EspañolOn June 7, Cuba’s political police arrested artist Tania Bruguera, along with 47 members of dissident organization Damas de Blanco (Ladies in White) and other activists, as they left their traditional Sunday Mass at the church of Santa Rita, Havana. It was their ninth consecutive week of arbitrary arrest.
Bruguera’s passport is currently in the hands of the regime, and she has been arrested on multiple occasions for calling for the freedom of the island’s political prisoners. She earned the opprobrium of the Castro regime for offering, in one of her open-air installations, a microphone which anyone could use to freely speak their minds — something which, in Cuba, is synonymous with illegal activity.
Otro domingo de terror en las calles de La Habana. Encarcelamiento y golpes para todo quien salga a manifestarse. #TodosMarchamos
— Yusnaby Pérez (@Yusnaby) June 7, 2015
“Another Sunday of terror in the streets of Havana. Imprisonment and beatings for all those that go out to protest.”
The PanAm Post spoke with the well-known performance artist about photos she published via social media after her arrest, in which clearly visible bruises cover her arms.
The conversation, frank and fearless like all her artistic endeavors, began with the much-commented upon social-media images.
— @Ailermaria (@ailermaria) June 8, 2015
“Marks of repression today on Tania Bruguera who accompanied activists and Ladies in White.”
Did you get beaten up yesterday?
I didn’t receive a beating. They grabbed me really hard by my arms. But I, personally, didn’t get beaten. One has to clarify things. They put me into a guagua [bus] with 12 other women.
Not with punches?
No. I don’t like to tell lies or exaggerate anything. I do know that for some people, yes they punched them, and one of the girls yesterday lost a tooth after being punched. It was a violent moment in the sense of contained violence, but no one punched me.
What happened yesterday?
I’m doing an investigation to see if we can propose to the National Assembly a law against state violence against those who think different ideologically.
To do this I’m doing a field investigation, going to see things that are happening. I went to witness what’s been happening to the Ladies in White for nine weeks. I wanted to see it with my own eyes.

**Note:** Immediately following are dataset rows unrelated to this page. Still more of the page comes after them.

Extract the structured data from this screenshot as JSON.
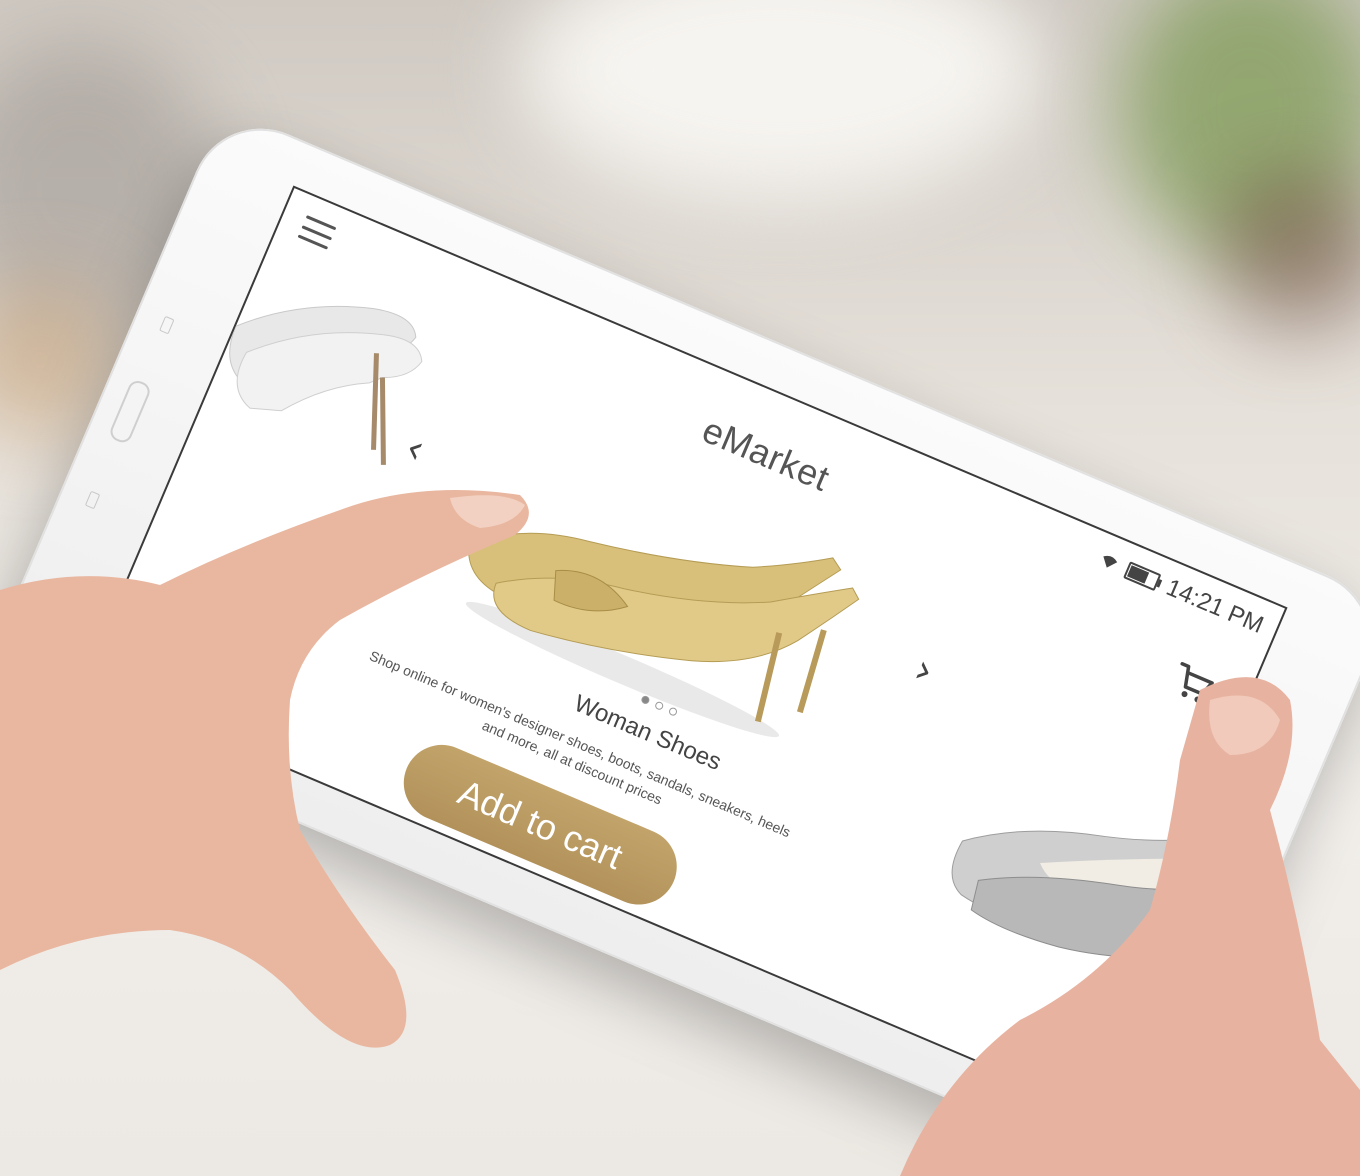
{
  "app": {
    "title": "eMarket"
  },
  "status_bar": {
    "time": "14:21 PM",
    "icons": [
      "wifi-icon",
      "battery-icon"
    ]
  },
  "header": {
    "menu_icon": "hamburger-menu-icon",
    "cart_icon": "shopping-cart-icon"
  },
  "carousel": {
    "prev_label": "‹",
    "next_label": "›",
    "page_count": 3,
    "active_page": 1,
    "product": {
      "title": "Woman Shoes",
      "description": "Shop online for women's designer shoes, boots, sandals, sneakers, heels and more, all at discount prices"
    },
    "add_to_cart_label": "Add to cart"
  },
  "colors": {
    "accent": "#b89a62",
    "screen_bg": "#ffffff",
    "text": "#555555"
  }
}
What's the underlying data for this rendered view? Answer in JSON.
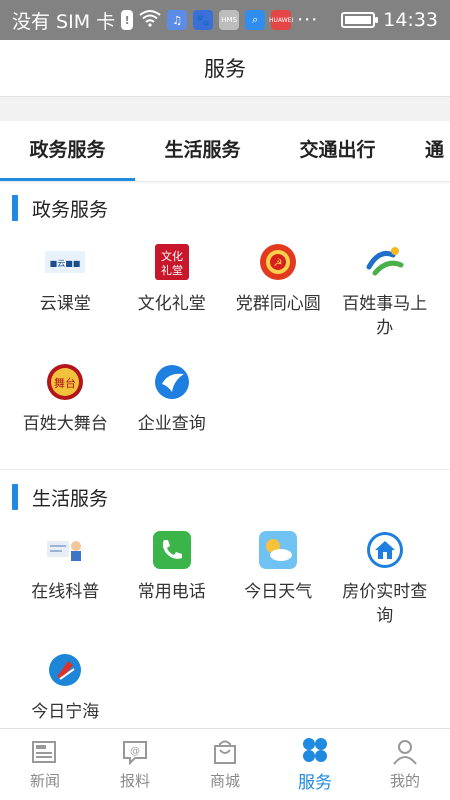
{
  "status": {
    "carrier": "没有 SIM 卡",
    "time": "14:33",
    "notif_hms": "HMS"
  },
  "header": {
    "title": "服务"
  },
  "tabs": [
    {
      "label": "政务服务"
    },
    {
      "label": "生活服务"
    },
    {
      "label": "交通出行"
    },
    {
      "label": "通"
    }
  ],
  "sections": [
    {
      "title": "政务服务",
      "items": [
        {
          "label": "云课堂",
          "icon": "cloud-classroom-icon"
        },
        {
          "label": "文化礼堂",
          "icon": "culture-hall-icon"
        },
        {
          "label": "党群同心圆",
          "icon": "party-icon"
        },
        {
          "label": "百姓事马上办",
          "icon": "civic-affairs-icon"
        },
        {
          "label": "百姓大舞台",
          "icon": "stage-icon"
        },
        {
          "label": "企业查询",
          "icon": "enterprise-query-icon"
        }
      ]
    },
    {
      "title": "生活服务",
      "items": [
        {
          "label": "在线科普",
          "icon": "science-icon"
        },
        {
          "label": "常用电话",
          "icon": "phone-icon"
        },
        {
          "label": "今日天气",
          "icon": "weather-icon"
        },
        {
          "label": "房价实时查询",
          "icon": "house-price-icon"
        },
        {
          "label": "今日宁海",
          "icon": "ninghai-icon"
        }
      ]
    }
  ],
  "bottom_nav": [
    {
      "label": "新闻",
      "icon": "newspaper-icon"
    },
    {
      "label": "报料",
      "icon": "report-icon"
    },
    {
      "label": "商城",
      "icon": "shopping-bag-icon"
    },
    {
      "label": "服务",
      "icon": "clover-icon"
    },
    {
      "label": "我的",
      "icon": "user-icon"
    }
  ],
  "colors": {
    "accent": "#1e8ae0",
    "statusbar": "#828282"
  }
}
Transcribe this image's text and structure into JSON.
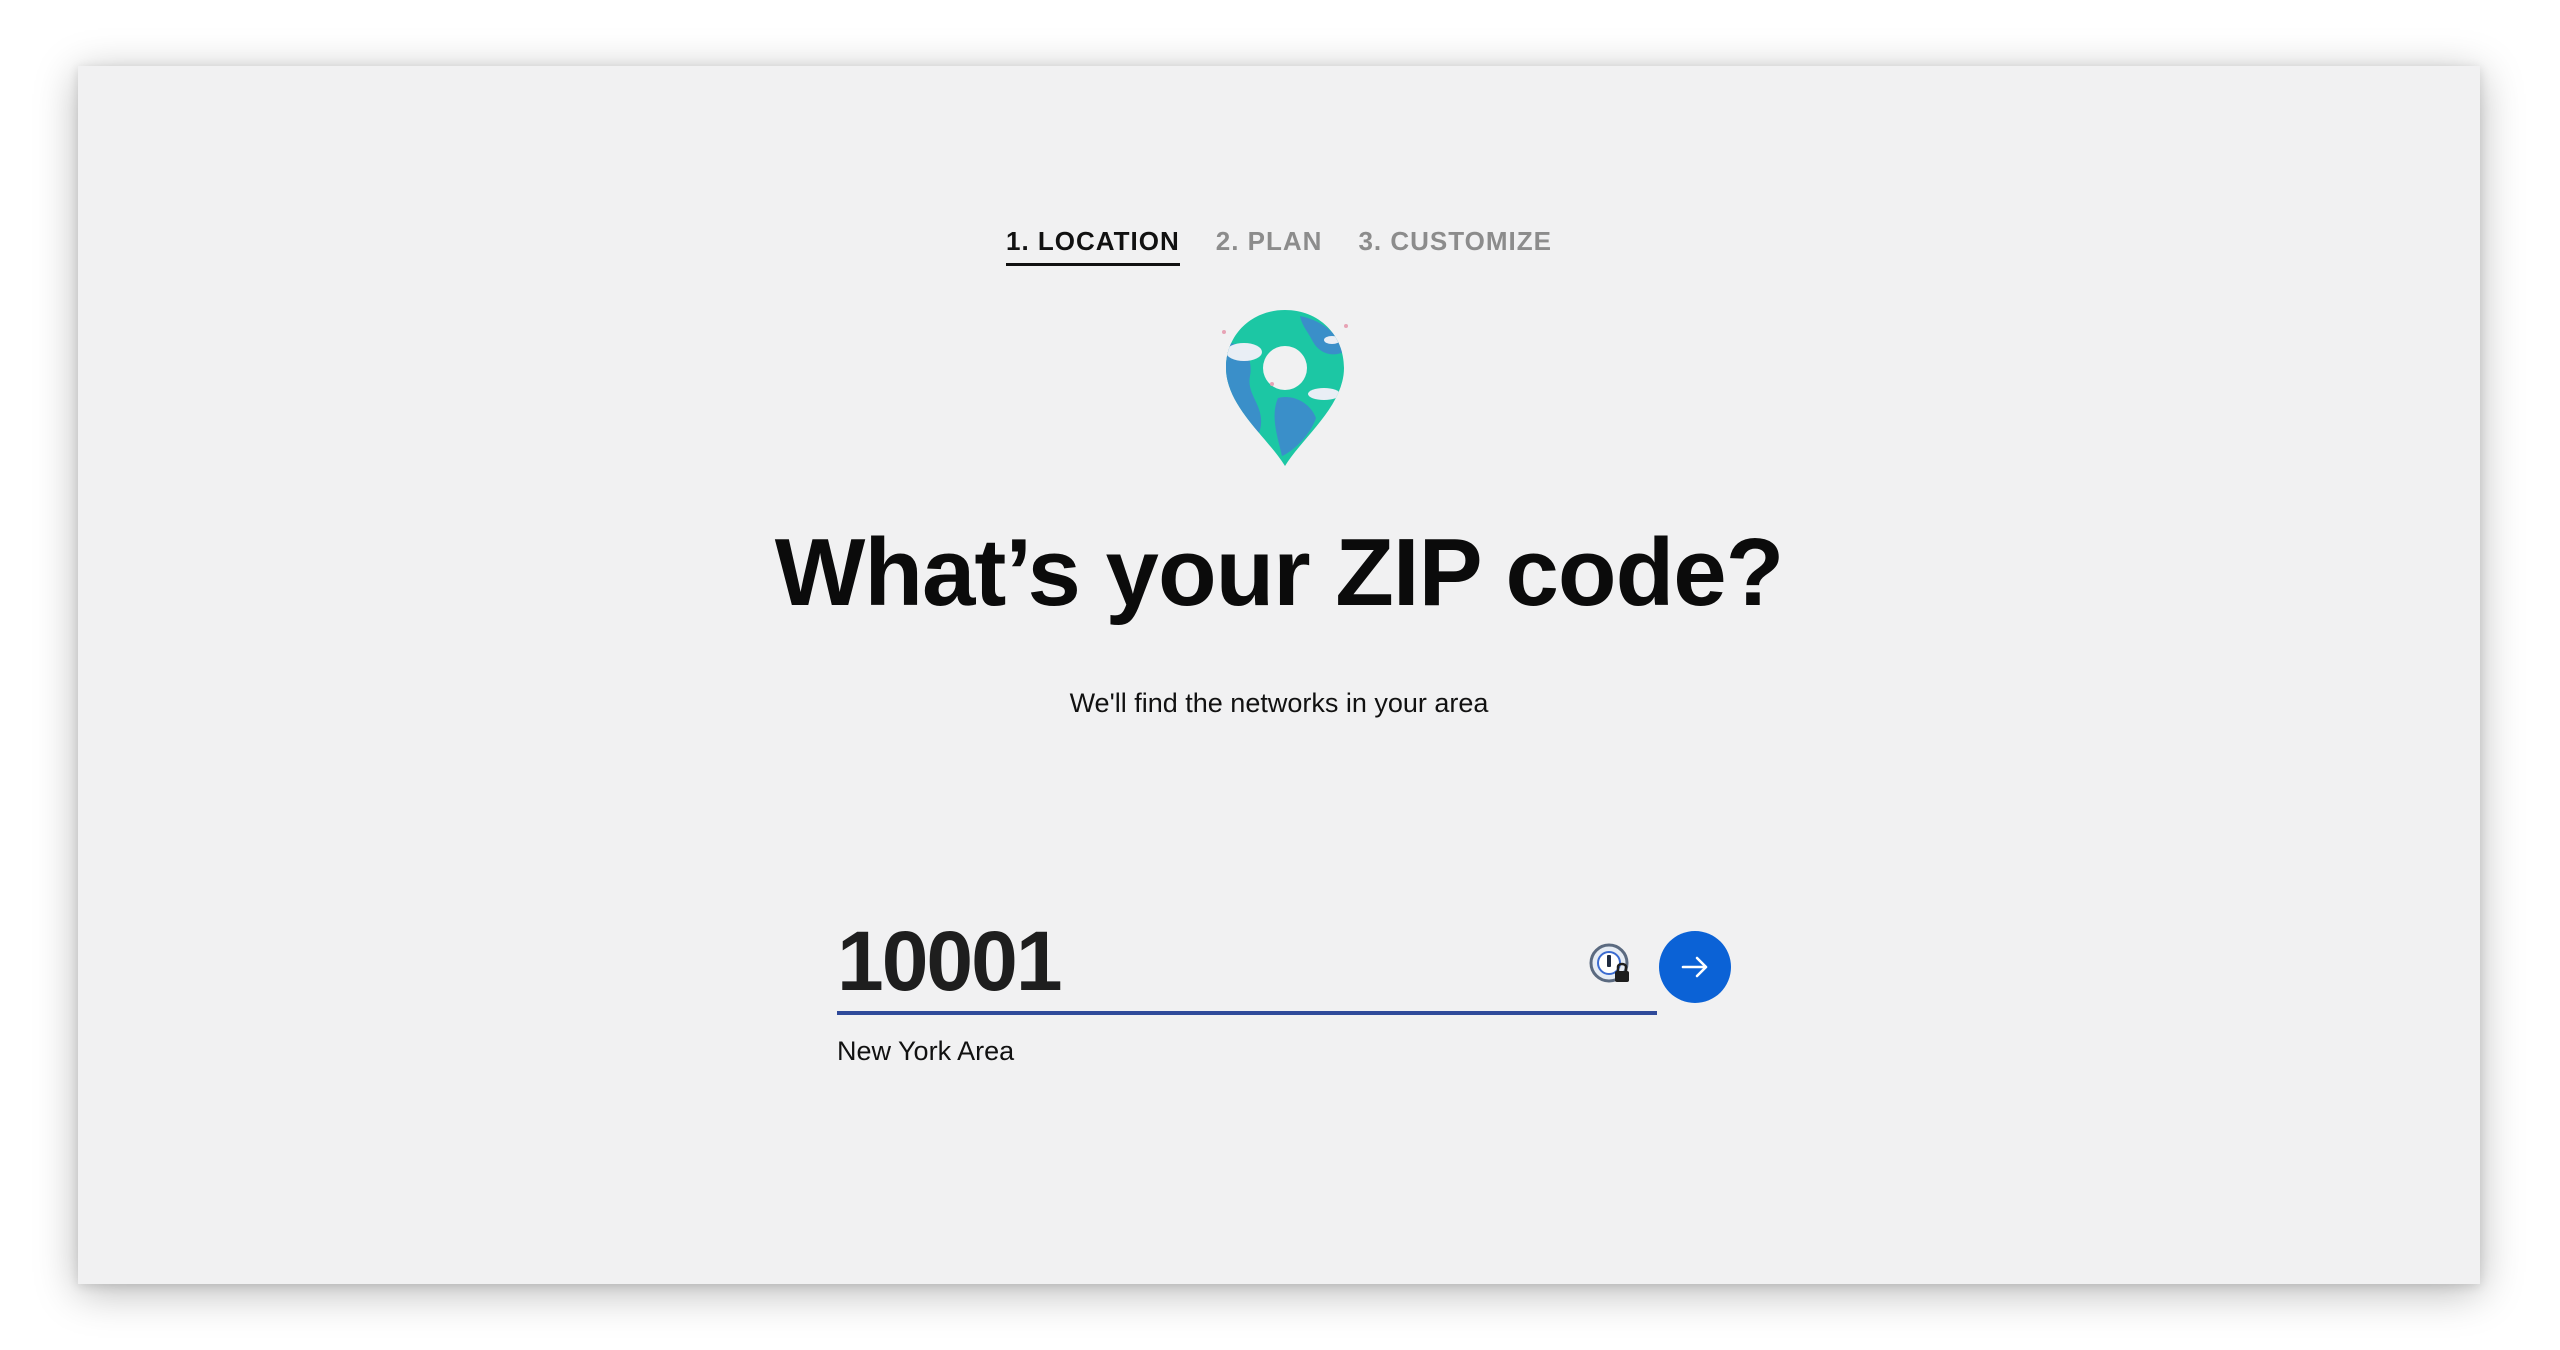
{
  "steps": [
    {
      "label": "1. LOCATION",
      "active": true
    },
    {
      "label": "2. PLAN",
      "active": false
    },
    {
      "label": "3. CUSTOMIZE",
      "active": false
    }
  ],
  "hero": {
    "icon": "location-pin-globe-icon",
    "title": "What’s your ZIP code?",
    "subtitle": "We'll find the networks in your area"
  },
  "zip": {
    "value": "10001",
    "area": "New York Area",
    "password_manager_icon": "password-manager-lock-icon",
    "submit_icon": "arrow-right-icon"
  },
  "colors": {
    "background": "#f1f1f2",
    "accent": "#0b62d6",
    "underline": "#2f4a9a",
    "pin_teal": "#1cc7a4",
    "pin_blue": "#3a8fc9"
  }
}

And what did you see on Sunday?
While they were walking yesterday along Fifth Avenue, there was no problem. Afterwards, they were going down to Third, and there was a police operation, so they had to run away. I saw that they were waiting for us, there was a [police] cordon. There was an excessive police deployment.
The response they’re offering is very disproportionate. It was too much for what the Ladies in White were doing, which was not violent at all. They were marching without shouting anything, only carrying the photos of political prisoners. Passers-by were there just watching us with curiosity.
The political police made a cordon and separated the women from the men. They wanted to get me out of there, but I wanted to stay until the end; I didn’t want to miss anything. So then they began to drag me by the hair to carry me away.
Then, someone said, “Not her, not her, she’s Tania.” I then realized that there’s a difference. I believe that this difference is because they know that I don’t tell lies or exaggerate anything. I comment on things just as I see them, like I’m doing with you, in telling you that they didn’t beat me up.
I was together with the other women on the guagua, and they took us all to Tarará. There they put you in a little school-like building. They released them one by one.
Have they already freed the Ladies in White?
Yes, yesterday [June 7]. In fact, when they were releasing me I asked my guards what was going to happen to them, and they told me not to worry because they were going to take them to their homes. They told me that they do this every week.
What’s your plan for the future?
I’m working on two things simultaneously. I’m trying to inaugurate and get running in a few months the Hannah Arendt institute, which is for theoretical and practical research into art and activism.
I’m also beginning to work on a law on violence against political thinking, and for freedom of expression, so people can go out to the streets and express themselves like in every other country.
What do you think about the arrest of Cuban hip-hop artist Ángel Yunier Remón Arzuaga, AKA El Crítico?
I think it’s very unintelligent to imprison anyone for engaging in criticism at the moment of change that Cuba has arrived at. It seems to me that in fact it’s time to stop doing this, so the people understand that they can say what they think.
In any case, I don’t know why they’re so afraid, if the majority of people are in fact with the government. Nothing dramatic is going to happen if they let people talk.
What’s your position on the reestablishment of relations with the United States?
I think it’s a great idea that they reestablish relations with the United States and with the rest of the countries of the world. This is a peaceful country. I think it’s good, the only thing is that I believe they shouldn’t focus this beginning of relations on money alone.
There should also be an exchange of people, an exchange of cultures, so the country can learn from the history of civil rights, although I think the United States has a lot of problems; it’s by no means a paradise. There are a lot of problems with police brutality, with repression, and the manipulation of politics.